Gujarat has more than 90,000 industrial units, according to the state government. About 8,000 of these units are polluting, also says the state government. Major polluting industries are located in the Vadodara Petrochemical Complex, Nandesari, Ankleshwar, Vapi, Vatva and Hazira near Surat. The Gujarat Industrial Development Corporation (GIDC) was managing 270 industrial estates as on March 1996, and its activity plan for the year 1998-99 included sanctioning of eight new ones. “About 70 per cent of the investment in Gujarat since the 1970s has been in the chemicals sector,” says R C Trivedi, former chairperson of the Gujarat Pollution Control Board (GPCB).

He says that in the 1970s, the state government was encouraging small-scale units in the chemicals sector through financial incentives. “These industrial units came up in huge numbers. But the government gave a very low priority to the environment. This is why environmental problems cropped up in Gujarat,” says Trivedi.

Nowhere more so than in the nearly 400-km stretch between Vapi in southern Gujarat and Vatva in northern Gujarat, called the golden corridor, an industrialist’s dream come true. This stretch has become a hot bed of pollution. “In the golden corridor, we have created a number of potential disasters similar to the Bhopal gas tragedy. The time-bomb is ticking very fast,” says Achyutbhai Yagnik, secretary of Setu, an Ahmedabad-based ngo. Another example of an environmental nightmare is Alang, the largest shipbreaking yard of the world, situated 50 km from Bhavnagar. The 11-km coastline of the yard has been severely polluted due to scrapping of hazardous ships.(see ‘Bare Facts’; Down To Earth, Vol 6, No 20; March 15, 1998).


Government response, or the lack of it
“We are suffering because of the lack of proper planning in the past. But it is now a futile exercise to blame anyone for that. The situation is in front of everybody. We have to come out of it,” says Suresh Mehta, industry minister of Gujarat. Optimistic words. But what is the state government doing to deal with the growing pollution problems? Well, it is trying its best to set up more industries.
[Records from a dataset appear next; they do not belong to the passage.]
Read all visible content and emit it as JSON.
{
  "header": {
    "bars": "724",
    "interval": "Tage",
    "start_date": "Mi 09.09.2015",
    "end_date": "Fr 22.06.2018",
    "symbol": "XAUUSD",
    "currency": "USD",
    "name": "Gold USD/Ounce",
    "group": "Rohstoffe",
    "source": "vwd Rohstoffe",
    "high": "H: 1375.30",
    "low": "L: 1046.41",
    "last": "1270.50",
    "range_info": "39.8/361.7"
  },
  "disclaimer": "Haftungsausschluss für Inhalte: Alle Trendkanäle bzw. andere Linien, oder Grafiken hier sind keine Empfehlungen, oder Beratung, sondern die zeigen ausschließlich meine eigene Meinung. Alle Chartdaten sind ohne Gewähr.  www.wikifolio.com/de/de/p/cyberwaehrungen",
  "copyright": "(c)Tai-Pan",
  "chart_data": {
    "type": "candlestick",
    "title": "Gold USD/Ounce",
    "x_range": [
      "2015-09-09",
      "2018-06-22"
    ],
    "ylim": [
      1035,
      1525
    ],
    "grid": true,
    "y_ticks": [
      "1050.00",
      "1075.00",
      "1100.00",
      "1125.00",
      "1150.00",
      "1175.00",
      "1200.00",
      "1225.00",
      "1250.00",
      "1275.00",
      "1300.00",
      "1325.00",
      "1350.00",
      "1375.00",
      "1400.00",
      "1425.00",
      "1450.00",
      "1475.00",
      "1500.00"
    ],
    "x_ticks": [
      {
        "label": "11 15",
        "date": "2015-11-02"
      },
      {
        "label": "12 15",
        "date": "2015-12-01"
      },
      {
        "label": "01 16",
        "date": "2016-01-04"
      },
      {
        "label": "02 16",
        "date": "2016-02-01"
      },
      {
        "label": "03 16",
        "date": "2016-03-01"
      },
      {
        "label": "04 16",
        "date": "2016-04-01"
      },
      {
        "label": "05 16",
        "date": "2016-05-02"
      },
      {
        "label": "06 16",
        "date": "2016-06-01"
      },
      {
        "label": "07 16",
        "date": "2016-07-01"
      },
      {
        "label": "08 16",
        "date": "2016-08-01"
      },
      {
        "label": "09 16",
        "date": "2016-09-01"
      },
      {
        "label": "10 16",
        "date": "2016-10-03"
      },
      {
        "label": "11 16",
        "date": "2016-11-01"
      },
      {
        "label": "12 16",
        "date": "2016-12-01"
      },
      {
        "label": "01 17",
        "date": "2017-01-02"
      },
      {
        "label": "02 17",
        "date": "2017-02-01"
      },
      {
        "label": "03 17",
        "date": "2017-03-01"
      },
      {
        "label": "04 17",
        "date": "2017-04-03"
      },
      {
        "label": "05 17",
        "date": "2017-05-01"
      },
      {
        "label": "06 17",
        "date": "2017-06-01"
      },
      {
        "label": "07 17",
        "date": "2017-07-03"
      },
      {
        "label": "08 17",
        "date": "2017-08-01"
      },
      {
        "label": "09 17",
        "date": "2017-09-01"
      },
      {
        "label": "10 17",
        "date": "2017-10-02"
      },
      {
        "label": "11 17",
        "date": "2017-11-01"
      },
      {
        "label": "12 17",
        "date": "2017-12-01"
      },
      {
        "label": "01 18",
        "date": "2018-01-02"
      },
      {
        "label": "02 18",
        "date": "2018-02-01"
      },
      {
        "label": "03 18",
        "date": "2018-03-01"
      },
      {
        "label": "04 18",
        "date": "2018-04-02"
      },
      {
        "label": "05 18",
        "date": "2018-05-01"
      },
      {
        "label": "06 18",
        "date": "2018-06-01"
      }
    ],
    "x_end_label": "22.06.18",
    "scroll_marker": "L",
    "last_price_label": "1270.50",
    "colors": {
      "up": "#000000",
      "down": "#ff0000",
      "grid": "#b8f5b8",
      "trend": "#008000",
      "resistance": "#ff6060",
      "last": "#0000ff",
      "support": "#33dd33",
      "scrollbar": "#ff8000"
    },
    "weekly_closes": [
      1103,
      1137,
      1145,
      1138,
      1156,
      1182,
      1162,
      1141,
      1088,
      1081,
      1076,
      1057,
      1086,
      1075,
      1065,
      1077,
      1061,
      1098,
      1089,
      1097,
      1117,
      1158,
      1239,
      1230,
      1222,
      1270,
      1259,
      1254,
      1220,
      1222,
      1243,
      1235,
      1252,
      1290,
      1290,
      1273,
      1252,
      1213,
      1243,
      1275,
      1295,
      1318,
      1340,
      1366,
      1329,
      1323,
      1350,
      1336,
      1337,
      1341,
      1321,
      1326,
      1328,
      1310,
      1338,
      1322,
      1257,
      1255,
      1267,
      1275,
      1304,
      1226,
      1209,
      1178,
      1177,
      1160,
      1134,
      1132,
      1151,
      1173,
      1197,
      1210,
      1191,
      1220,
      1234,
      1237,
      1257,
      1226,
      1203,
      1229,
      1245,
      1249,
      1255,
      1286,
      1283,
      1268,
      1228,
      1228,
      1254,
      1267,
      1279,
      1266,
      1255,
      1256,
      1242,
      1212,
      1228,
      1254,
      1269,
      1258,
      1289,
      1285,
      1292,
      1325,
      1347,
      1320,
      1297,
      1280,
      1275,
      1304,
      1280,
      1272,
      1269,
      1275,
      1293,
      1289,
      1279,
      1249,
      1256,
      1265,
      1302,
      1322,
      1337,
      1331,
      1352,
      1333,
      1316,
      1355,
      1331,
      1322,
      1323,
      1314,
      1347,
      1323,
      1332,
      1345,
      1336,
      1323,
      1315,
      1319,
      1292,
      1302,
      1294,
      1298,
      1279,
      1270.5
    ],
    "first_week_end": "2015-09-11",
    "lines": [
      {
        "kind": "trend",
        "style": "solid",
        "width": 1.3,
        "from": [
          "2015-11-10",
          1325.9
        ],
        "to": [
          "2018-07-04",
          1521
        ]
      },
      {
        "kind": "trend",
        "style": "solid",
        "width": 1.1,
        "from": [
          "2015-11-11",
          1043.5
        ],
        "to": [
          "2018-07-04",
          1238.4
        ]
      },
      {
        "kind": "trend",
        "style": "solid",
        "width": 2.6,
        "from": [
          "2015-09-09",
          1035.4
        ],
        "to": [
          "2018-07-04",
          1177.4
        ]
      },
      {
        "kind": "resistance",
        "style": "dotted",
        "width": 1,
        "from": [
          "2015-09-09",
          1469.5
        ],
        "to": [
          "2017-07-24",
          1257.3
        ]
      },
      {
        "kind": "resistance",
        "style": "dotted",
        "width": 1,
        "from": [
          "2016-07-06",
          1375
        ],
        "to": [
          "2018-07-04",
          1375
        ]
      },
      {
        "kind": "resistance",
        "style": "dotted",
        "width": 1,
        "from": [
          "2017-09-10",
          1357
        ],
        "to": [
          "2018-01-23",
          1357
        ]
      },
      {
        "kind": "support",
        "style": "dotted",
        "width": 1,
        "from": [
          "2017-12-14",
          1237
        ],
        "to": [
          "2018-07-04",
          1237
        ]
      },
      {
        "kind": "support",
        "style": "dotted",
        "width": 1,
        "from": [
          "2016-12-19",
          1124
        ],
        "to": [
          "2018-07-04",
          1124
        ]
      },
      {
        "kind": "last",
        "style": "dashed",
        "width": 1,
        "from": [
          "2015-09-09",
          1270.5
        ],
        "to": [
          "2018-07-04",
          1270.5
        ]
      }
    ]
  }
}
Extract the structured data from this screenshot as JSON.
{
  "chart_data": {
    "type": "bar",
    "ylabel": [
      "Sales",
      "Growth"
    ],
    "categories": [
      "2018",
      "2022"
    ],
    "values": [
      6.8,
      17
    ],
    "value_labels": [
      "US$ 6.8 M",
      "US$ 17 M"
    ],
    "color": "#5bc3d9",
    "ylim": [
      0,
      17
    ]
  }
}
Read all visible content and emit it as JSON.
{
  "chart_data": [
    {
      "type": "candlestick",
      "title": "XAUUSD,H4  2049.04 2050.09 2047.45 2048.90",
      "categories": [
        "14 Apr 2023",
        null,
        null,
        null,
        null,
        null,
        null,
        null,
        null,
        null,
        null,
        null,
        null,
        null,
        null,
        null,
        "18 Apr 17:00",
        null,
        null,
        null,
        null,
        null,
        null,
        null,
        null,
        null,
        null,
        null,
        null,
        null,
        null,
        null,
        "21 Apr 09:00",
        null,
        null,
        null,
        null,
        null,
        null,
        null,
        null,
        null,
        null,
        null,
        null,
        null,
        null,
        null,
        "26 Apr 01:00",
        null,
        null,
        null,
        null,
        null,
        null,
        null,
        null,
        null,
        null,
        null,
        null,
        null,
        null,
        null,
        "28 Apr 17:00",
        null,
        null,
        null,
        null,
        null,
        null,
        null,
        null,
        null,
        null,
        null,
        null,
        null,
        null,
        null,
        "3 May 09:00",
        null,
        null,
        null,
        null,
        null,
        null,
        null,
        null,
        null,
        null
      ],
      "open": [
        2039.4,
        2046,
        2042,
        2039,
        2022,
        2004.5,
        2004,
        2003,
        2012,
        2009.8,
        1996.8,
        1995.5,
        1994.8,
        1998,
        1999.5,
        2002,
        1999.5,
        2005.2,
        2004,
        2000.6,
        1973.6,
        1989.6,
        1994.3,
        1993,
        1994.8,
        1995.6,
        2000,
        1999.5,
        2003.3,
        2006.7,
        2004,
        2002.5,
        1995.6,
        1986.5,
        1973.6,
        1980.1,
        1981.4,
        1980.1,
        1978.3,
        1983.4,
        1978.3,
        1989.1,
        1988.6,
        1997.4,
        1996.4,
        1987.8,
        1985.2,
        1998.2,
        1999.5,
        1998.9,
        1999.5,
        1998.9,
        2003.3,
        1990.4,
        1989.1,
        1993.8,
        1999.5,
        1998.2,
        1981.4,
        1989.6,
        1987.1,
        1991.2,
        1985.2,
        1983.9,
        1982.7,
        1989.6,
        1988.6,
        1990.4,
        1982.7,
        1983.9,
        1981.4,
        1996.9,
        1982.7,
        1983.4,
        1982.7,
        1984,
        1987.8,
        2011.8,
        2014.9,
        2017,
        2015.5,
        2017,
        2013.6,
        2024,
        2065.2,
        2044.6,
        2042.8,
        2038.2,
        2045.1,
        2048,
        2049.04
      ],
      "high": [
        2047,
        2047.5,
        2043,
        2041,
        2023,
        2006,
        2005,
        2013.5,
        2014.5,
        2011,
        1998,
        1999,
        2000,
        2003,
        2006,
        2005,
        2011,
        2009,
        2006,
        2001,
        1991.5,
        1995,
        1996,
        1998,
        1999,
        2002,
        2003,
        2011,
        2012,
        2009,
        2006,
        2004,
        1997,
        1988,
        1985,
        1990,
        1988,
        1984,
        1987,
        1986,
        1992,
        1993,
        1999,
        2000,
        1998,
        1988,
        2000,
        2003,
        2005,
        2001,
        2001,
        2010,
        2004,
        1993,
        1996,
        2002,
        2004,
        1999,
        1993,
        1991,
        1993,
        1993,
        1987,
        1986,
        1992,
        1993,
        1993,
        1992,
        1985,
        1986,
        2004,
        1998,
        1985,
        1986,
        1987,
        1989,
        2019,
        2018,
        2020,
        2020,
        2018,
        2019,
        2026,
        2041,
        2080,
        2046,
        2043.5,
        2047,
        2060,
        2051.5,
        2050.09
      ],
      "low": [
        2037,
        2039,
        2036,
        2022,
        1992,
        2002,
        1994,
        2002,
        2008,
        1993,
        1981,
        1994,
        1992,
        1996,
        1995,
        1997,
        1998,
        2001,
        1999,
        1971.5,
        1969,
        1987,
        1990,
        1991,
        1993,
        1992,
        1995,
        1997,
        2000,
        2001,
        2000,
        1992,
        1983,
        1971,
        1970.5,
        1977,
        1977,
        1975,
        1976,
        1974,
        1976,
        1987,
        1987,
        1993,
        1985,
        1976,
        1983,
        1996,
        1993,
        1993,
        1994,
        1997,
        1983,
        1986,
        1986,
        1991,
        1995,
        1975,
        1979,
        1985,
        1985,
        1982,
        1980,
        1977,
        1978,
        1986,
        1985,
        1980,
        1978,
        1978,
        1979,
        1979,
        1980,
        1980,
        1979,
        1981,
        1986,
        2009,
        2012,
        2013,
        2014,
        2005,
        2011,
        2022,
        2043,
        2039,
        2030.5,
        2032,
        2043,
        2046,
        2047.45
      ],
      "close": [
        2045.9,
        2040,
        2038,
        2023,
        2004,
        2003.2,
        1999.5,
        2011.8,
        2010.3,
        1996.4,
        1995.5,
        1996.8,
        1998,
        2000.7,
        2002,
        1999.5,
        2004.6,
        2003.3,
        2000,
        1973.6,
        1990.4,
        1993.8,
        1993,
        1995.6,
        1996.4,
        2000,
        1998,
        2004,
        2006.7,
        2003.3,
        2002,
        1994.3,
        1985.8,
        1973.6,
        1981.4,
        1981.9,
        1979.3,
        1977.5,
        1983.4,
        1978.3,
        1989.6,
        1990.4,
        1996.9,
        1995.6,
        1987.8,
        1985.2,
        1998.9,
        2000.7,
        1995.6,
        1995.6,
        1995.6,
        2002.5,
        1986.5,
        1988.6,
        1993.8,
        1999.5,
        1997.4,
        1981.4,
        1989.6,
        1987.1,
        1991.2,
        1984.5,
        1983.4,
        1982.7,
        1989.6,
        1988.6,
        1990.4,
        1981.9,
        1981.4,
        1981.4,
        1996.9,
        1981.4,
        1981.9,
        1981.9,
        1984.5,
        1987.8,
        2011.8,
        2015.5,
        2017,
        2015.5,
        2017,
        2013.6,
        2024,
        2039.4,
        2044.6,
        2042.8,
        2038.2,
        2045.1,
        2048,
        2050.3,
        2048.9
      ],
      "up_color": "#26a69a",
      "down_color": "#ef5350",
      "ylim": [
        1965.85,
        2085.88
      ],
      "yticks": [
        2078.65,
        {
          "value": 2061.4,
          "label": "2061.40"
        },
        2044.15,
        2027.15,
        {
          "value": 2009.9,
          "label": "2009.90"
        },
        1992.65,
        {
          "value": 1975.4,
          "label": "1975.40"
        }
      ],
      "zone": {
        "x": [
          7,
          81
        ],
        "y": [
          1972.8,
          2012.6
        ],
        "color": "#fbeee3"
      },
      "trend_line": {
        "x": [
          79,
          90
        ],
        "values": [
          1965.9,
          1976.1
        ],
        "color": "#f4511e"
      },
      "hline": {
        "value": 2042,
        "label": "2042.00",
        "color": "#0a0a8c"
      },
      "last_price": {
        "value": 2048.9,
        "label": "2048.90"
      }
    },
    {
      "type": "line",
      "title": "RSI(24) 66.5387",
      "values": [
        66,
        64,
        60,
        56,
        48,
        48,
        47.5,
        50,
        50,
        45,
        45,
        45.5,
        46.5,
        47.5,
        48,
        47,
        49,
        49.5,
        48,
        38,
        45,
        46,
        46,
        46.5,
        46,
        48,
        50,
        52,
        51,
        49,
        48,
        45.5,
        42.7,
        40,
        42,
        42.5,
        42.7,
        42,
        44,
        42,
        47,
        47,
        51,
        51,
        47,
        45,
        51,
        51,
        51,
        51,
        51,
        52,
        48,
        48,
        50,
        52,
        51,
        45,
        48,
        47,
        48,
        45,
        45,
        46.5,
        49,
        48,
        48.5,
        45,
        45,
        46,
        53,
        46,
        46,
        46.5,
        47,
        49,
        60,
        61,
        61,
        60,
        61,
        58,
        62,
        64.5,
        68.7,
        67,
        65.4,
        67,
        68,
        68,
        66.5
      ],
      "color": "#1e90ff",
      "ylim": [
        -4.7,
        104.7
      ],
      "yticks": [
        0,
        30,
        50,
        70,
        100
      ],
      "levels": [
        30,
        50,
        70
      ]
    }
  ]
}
The state government has planned the ‘Infrastructure Vision 2010’, which hardly lays any focus on environment. In a meeting organised by gec in Ahmedabad on October 29, 1999, K V Bhanujan, principal secretary of finance to the state government, had observed: “The ‘Vision 2010’ is a focused and comprehensive document on infrastructure. But environmental concerns in general or anticipated as a consequence of the implementations of the vision have not been even touched upon anywhere.”

Blackened rivers
Gujarat’s rivers are bearing the brunt of industrial pollution, as are the people living on the banks of these rivers. All the major rivers and streams of Gujarat are in a bad state due to effluent discharged by industry, be it the Kolak, the Mahi, the Daman Ganga or the Amlakhadi. One can see red water flowing in the Sabarmati, released by the common effluent treatment plant (CETP) in Vatva. Several times, drug factories in Vapi dump spoilt batches in the open. These contain chemicals that are highly toxic.


A tractor unloads hazardous industrial waste brought from the factories in Nandesari to the disposal facility
Take the case of the farmers from 11 villages between Lali and Navagam, who irrigate their fields with untreated effluents released into the Khari river. Nearly 100 tubewells and borewells have been contaminated. “When factories were prevented from dumping effluents in the Mini river, they resorted to reverse boring, pumping untreated effluents straight into underground aquifers,” says Sahabsinh Darbar, 73, a farmer from Sherkhi village in Vadodara district.




Children from villages near Nandesari learn their lessons in colour from the water they drink. In this particular case, the water is yellow. But mostly it is red
“We do not require any study to confirm that channels and rivers in Gujarat are polluted. You can see that from the colour of the water,” says Mayur Pandya, a noted lawyer who chaired a committee set up to investigate pollution of Khari river near Ahmedabad by the Gujarat High Court in 1995. So, what have the people done to prevent their land and rivers from being defiled?